Re:Power should cost more during day time. (3, Interesting)

h4rr4r (612664) | more than 2 years ago | (#36309868)

Domestic electricity prices are constant all day.

Maybe where you live, but not where I live. I bet if you requested the time based pricing you could get it. When I was growing up we only did laundry and dishes after 8pm. Cut the electric bill by a huge amount.

Re:Power should cost more during day time. (1)

Arlet (29997) | more than 2 years ago | (#36309880)

I don't know where you live, but we've had double meters (night and day) for as long as I can remember.

Re:Power should cost more during day time. (0)

Anonymous Coward | more than 2 years ago | (#36309932)

I have a time of use plan where my off-peak rate is roughly 5x lower than on-peak. We consciously shift as much usage as we can to the off-peak hours and it helps us avoid a few hundred $ per year for our electricity.

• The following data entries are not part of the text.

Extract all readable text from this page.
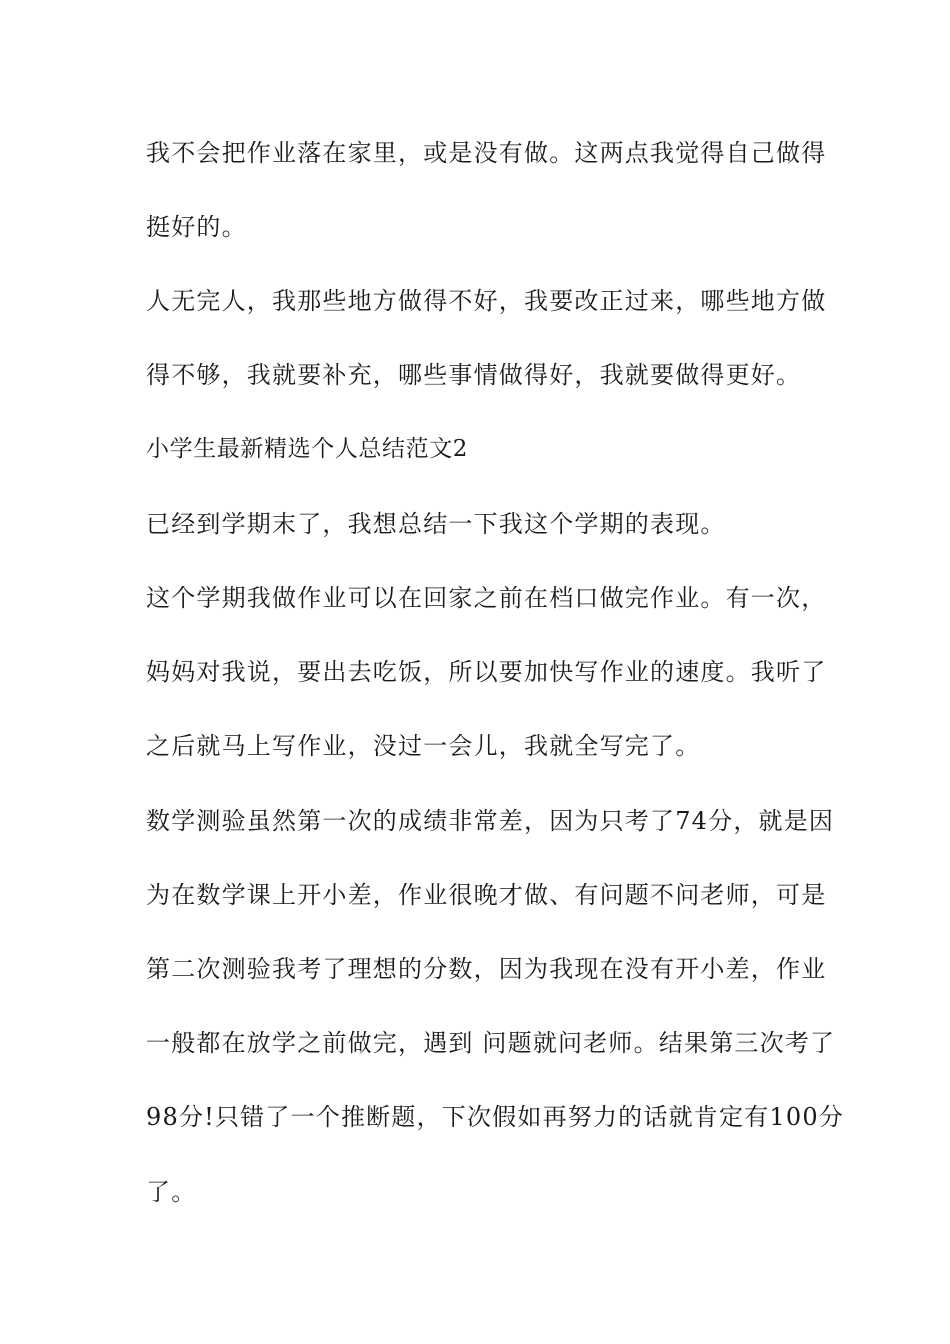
我不会把作业落在家里，或是没有做。这两点我觉得自己做得
挺好的。
人无完人，我那些地方做得不好，我要改正过来，哪些地方做
得不够，我就要补充，哪些事情做得好，我就要做得更好。
小学生最新精选个人总结范文2
已经到学期末了，我想总结一下我这个学期的表现。
这个学期我做作业可以在回家之前在档口做完作业。有一次，
妈妈对我说，要出去吃饭，所以要加快写作业的速度。我听了
之后就马上写作业，没过一会儿，我就全写完了。
数学测验虽然第一次的成绩非常差，因为只考了74分，就是因
为在数学课上开小差，作业很晚才做、有问题不问老师，可是
第二次测验我考了理想的分数，因为我现在没有开小差，作业
一般都在放学之前做完，遇到 问题就问老师。结果第三次考了
98分!只错了一个推断题，下次假如再努力的话就肯定有100分
了。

I'm not an industrial customer.

Re:Power should cost more during day time. (1)

Andy Dodd (701) | more than 2 years ago | (#36309982)

Wrong - many areas charge residents more during peak periods. California is especially known for this, and it's one of the reasons (lots of sun being the other) why residential solar power is fairly popular there. Peak solar generation times happen to coincide with peak electricity cost times.

Re:Power should cost more during day time. (1)

samkass (174571) | more than 2 years ago | (#36310010)

Heck, why artificially set prices at all? Someday everyone will be recharging their electric cars at night and companies will beg us to use electricity during the day instead.

Now that meters are getting high-tech enough, we should just have a spot market for power and buy/sell into that market any time of the day or night.

15 mega watts of energy storage (1)

Script Cat (832717) | more than 2 years ago | (#36309882)

Seriously why use stupid units in these stories. The system provides 15 mega watts for 15 minuits. Thats 3.75 Mw-h. according to the wikipedia an average person uses 11,400 W (average not peak).
So this can power 40 people for 8 hours.
Now you'll have to excuse me I have a meeting in 2.8 hogsheads. After that I have to goto the store and buy a meter of milk. And my furnace is a 15000BTU model and it's used them all up.

Re:15 mega watts of energy storage (1)

hackertourist (2202674) | more than 2 years ago | (#36310050)

Sure, not mentioning its storage capacity is an omission, but quoting the maximum power output is hardly irrelevant or stupid.